10 Best British Sitcoms Ever
The 10 best British sitcoms ever all showcase elements quintessential to UK comedy. However, the writing and acting transcends any regionalism to make these shows universally funny.
"Blackadder." Each season of this British sitcom take place in a different historical period, from the middle ages to World War I. Rowan Atkinson plays a different generation of Edmund Blackadder every season, always sarcastic. His self-serving schemes never quite work, often because of dim-witted underling Baldrick. History provides a nearly unlimited playing field for comic situations.
"Fawlty Towers." This is John Cleese's first British sitcom after leaving Monty Python's Flying Circus. He takes his greatest comedic strength, an irritated short fuse, to create hotel owner Basil Fawlty. Nothing's good enough for him, including hotel guests and employees. Bumbling Spanish waiter Manuel provides a good counterbalance. Cleese also gets to show off his excellent physical comedy skills.
"The Vicar of Dibley." Dawn French plays Geraldine Granger, the new vicar of the semi-conservative small village of Dibley. That she's a woman and has a fun, secular attitude rubs some people the wrong way. The village has its eccentrics as well from a perverted farmer to a lovably naive vicar's assistant. The central theme of tradition vs. innovation is not a new one but the distinct characters make this one of the best British sitcoms.
"My Hero." This British sitcom centers around Thermoman, an alien super hero. His secret identity is health shop owner George Sunday. The comedy comes from his inept attempt to fit it with Earth society. His nurse girlfriend tries to keep him on the right path, worldly and otherworldly, but he never quite gets it. Her conservative parents and vain doctor boss as well as a looney punk neighbor and his American cousin round out the cast.
"Keeping Up Appearances." This is perhaps the best British sitcom about social status. The larger-than-life Hyacinth Bucket (pronounced Bouquet), played by Patricia Routledge, spends her time trying to convince people she and her bland husband Richard are more than middle class with hilarious results. She obliviously annoys everybody, from her white trash relatives to the local vicar. Some catch-phrases are used too often but the cast's ability shines through that.

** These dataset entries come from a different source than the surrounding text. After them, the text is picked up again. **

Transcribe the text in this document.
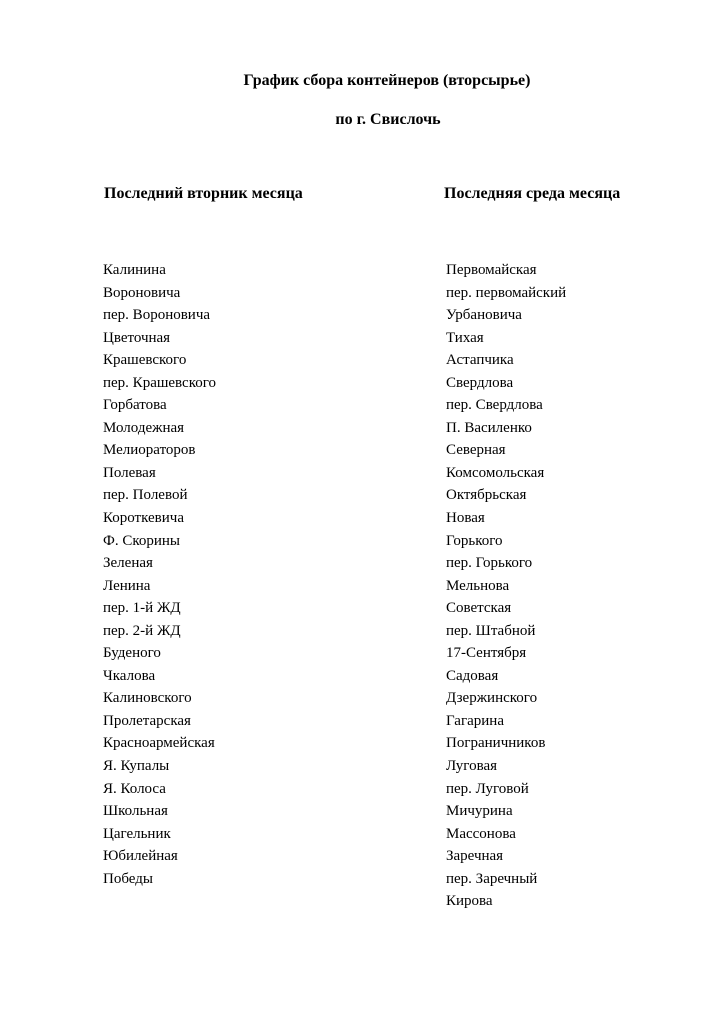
График сбора контейнеров (вторсырье)
по г. Свислочь
Последний вторник месяца	Последняя среда месяца
Калинина
Вороновича
пер. Вороновича
Цветочная
Крашевского
пер. Крашевского
Горбатова
Молодежная
Мелиораторов
Полевая
пер. Полевой
Короткевича
Ф. Скорины
Зеленая
Ленина
пер. 1-й ЖД
пер. 2-й ЖД
Буденого
Чкалова
Калиновского
Пролетарская
Красноармейская
Я. Купалы
Я. Колоса
Школьная
Цагельник
Юбилейная
Победы
Первомайская
пер. первомайский
Урбановича
Тихая
Астапчика
Свердлова
пер. Свердлова
П. Василенко
Северная
Комсомольская
Октябрьская
Новая
Горького
пер. Горького
Мельнова
Советская
пер. Штабной
17-Сентября
Садовая
Дзержинского
Гагарина
Пограничников
Луговая
пер. Луговой
Мичурина
Массонова
Заречная
пер. Заречный
Кирова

"Mr. Bean." Part sitcom, part sketch comedy, each episode's vignettes shows Rowan Atkinson's famous character navigating through life in his own eccentric, child-like, oblivious, self-centered way. Goofy faces and guttural speech add to the quirkiness and this British sitcom is nearly all physical comedy. Despite some rude behavior, the audience can't help but root for Bean because, at his core, he's lovable.

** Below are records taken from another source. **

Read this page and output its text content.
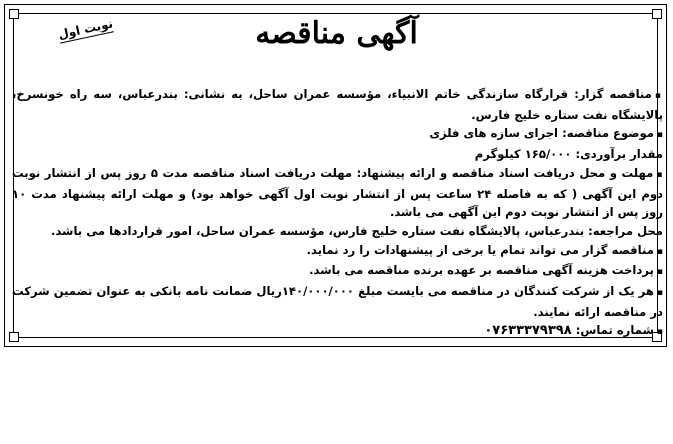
آگهی مناقصه
نوبت اول

▪مناقصه گزار: قرارگاه سازندگی خاتم الانبیاء، مؤسسه عمران ساحل، به نشانی: بندرعباس، سه راه خونسرخ، پالایشگاه نفت ستاره خلیج فارس.

▪موضوع مناقصه: اجرای سازه های فلزی

مقدار برآوردی: ۱۶۵/۰۰۰ کیلوگرم

▪مهلت و محل دریافت اسناد مناقصه و ارائه پیشنهاد: مهلت دریافت اسناد مناقصه مدت ۵ روز پس از انتشار نوبت دوم این آگهی ( که به فاصله ۲۴ ساعت پس از انتشار نوبت اول آگهی خواهد بود) و مهلت ارائه پیشنهاد مدت ۱۰ روز پس از انتشار نوبت دوم این آگهی می باشد.

محل مراجعه: بندرعباس، پالایشگاه نفت ستاره خلیج فارس، مؤسسه عمران ساحل، امور قراردادها می باشد.

▪مناقصه گزار می تواند تمام یا برخی از پیشنهادات را رد نماید.

▪پرداخت هزینه آگهی مناقصه بر عهده برنده مناقصه می باشد.

▪هر یک از شرکت کنندگان در مناقصه می بایست مبلغ ۱۴۰/۰۰۰/۰۰۰ریال ضمانت نامه بانکی به عنوان تضمین شرکت در مناقصه ارائه نمایند.

▪شماره تماس: ۰۷۶۳۳۳۷۹۳۹۸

"Red Dwarf." A Douglas Adams-like science fiction comedy, this British sitcom takes place on the gigantic mining vessel Red Dwarf. Lister, the last human, travels with hologram-man Rimmer, cat-person Cat and robot Kryten on a semi-aimless journey, encountering all manner of weird interstellar events. The anything goes nature of sci-fi works perfectly in a comedy setting as absurdity.
"Are You Being Served?" This takes place in the formal wear section of a department store. Anyone who has worked in retail can identify with the show on some level. The comedy's full of double entendres, most involving conversations about Mrs. Slocombe's cat or Mr. Humphries' effeminateness. Another great character is Captain Peacock, a stuffy floor manager with an overinflated view of his position.
"Last Of The Summer Wine." This long-running British sitcom debuted in 1973, ending in 2010. Through the years it has focused on groups of three men trying to stave off boredom in a sleepy Yorkshire village. Sometimes the show's as sleepy as its setting but the group of three can make comedy gold with various brands of curmudgeon behavior. This is the rare sitcom that champions the elderly.
"My Family." A typical middle class family is portrayed in the style of American sitcoms. The episode plots aren't extremely original but are familiar situations people have in real life, amped up for comedic effect. There's the workaholic dentist husband, the quirky terrible cook wife, the delinquent son, the nerdy son and the bratty daughter. The strengths lie in the smart, funny dialogue.